Hallo,
ich habe bereits 15 Beitragsjahre in Deutschland. Das ist aus meiner Sicht mit 33 Jahren alles andere als wenig und verdient Anerkennung. Es zeigt klar, dass ich früh begonnen habe, produktiv zu arbeiten und zur deutschen Wirtschaft beizutragen. Diese 15 Jahre sehe ich als fixen Sockel für meine Altersvorsorge ab 65, den ich sicher in der Tasche habe.
Mein Ziel ist es, mit 45 in Thailand in den Ruhemodus zu gehen. Dafür braucht man solide, langfristig funktionierende Finanzinstrumente – und man darf die Zeit nach 65 nicht ignorieren. Genau hier liegt für mich der Knackpunkt.
In Deutschland habe ich mit den bisherigen Beitragsjahren später eine gesetzliche Rente von rund 650 €. Nun plane ich, in die Schweiz auszuwandern, um dort zusätzlich AHV- und Pensionskassenansprüche aufzubauen.
Wenn ich 15 Jahre in der Schweiz arbeite, erhalte ich ab 65 eine AHV-Rente von ca. 810 CHF. Zusammen mit der deutschen Rente ergibt das rund 1.450 € fixe Altersrente, noch ohne Pensionskasse.
Zusätzlich kommt die Schweizer Pensionskasse, in die Arbeitnehmer und Arbeitgeber gemeinsam einzahlen. Diese kann ab etwa 60 über einen Umwandlungssatz in eine Rente umgewandelt werden oder als Kapital weitergeführt werden.
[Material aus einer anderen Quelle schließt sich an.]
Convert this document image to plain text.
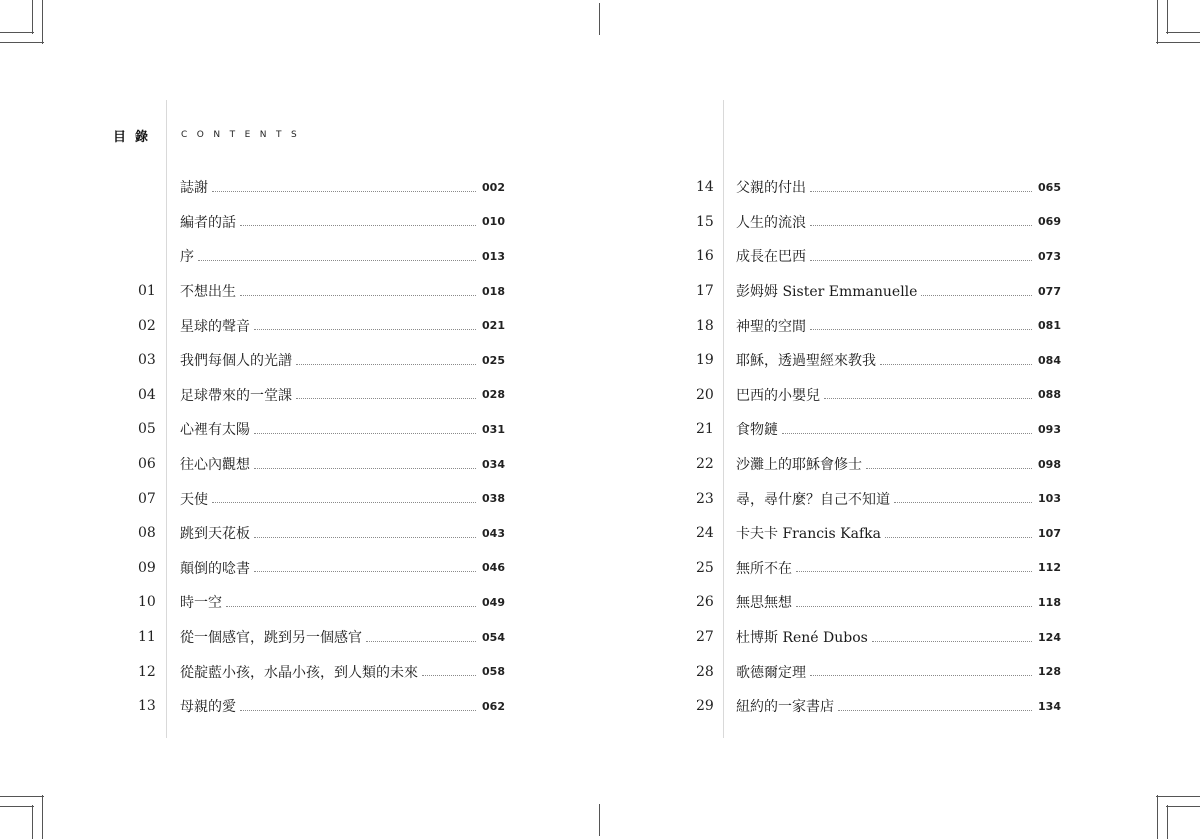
目錄	CONTENTS
誌謝	002
編者的話	010
序	013
01	不想出生	018
02	星球的聲音	021
03	我們每個人的光譜	025
04	足球帶來的一堂課	028
05	心裡有太陽	031
06	往心內觀想	034
07	天使	038
08	跳到天花板	043
09	顛倒的唸書	046
10	時一空	049
11	從一個感官，跳到另一個感官	054
12	從靛藍小孩，水晶小孩，到人類的未來	058
13	母親的愛	062
14	父親的付出	065
15	人生的流浪	069
16	成長在巴西	073
17	彭姆姆 Sister Emmanuelle	077
18	神聖的空間	081
19	耶穌，透過聖經來教我	084
20	巴西的小嬰兒	088
21	食物鏈	093
22	沙灘上的耶穌會修士	098
23	尋，尋什麼？自己不知道	103
24	卡夫卡 Francis Kafka	107
25	無所不在	112
26	無思無想	118
27	杜博斯 René Dubos	124
28	歌德爾定理	128
29	紐約的一家書店	134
Jetzt zur Strategie, die viele nicht auf dem Schirm haben:
Ich plane, 15 Jahre lang den Maximalbetrag in die Säule 3a einzuzahlen:
7.258 CHF × 15 Jahre = 108.870 CHF.
Bevor ich die Schweiz verlasse, kann ich dieses Kapital für einen Einkauf in die Pensionskasse verwenden. Über zwei Jahre zahle ich z. B. 100.000 CHF in die Pensionskasse ein und erhalte dadurch eine massive Steuerersparnis von etwa 10.000 CHF pro Jahr, also insgesamt rund 20.000 CHF.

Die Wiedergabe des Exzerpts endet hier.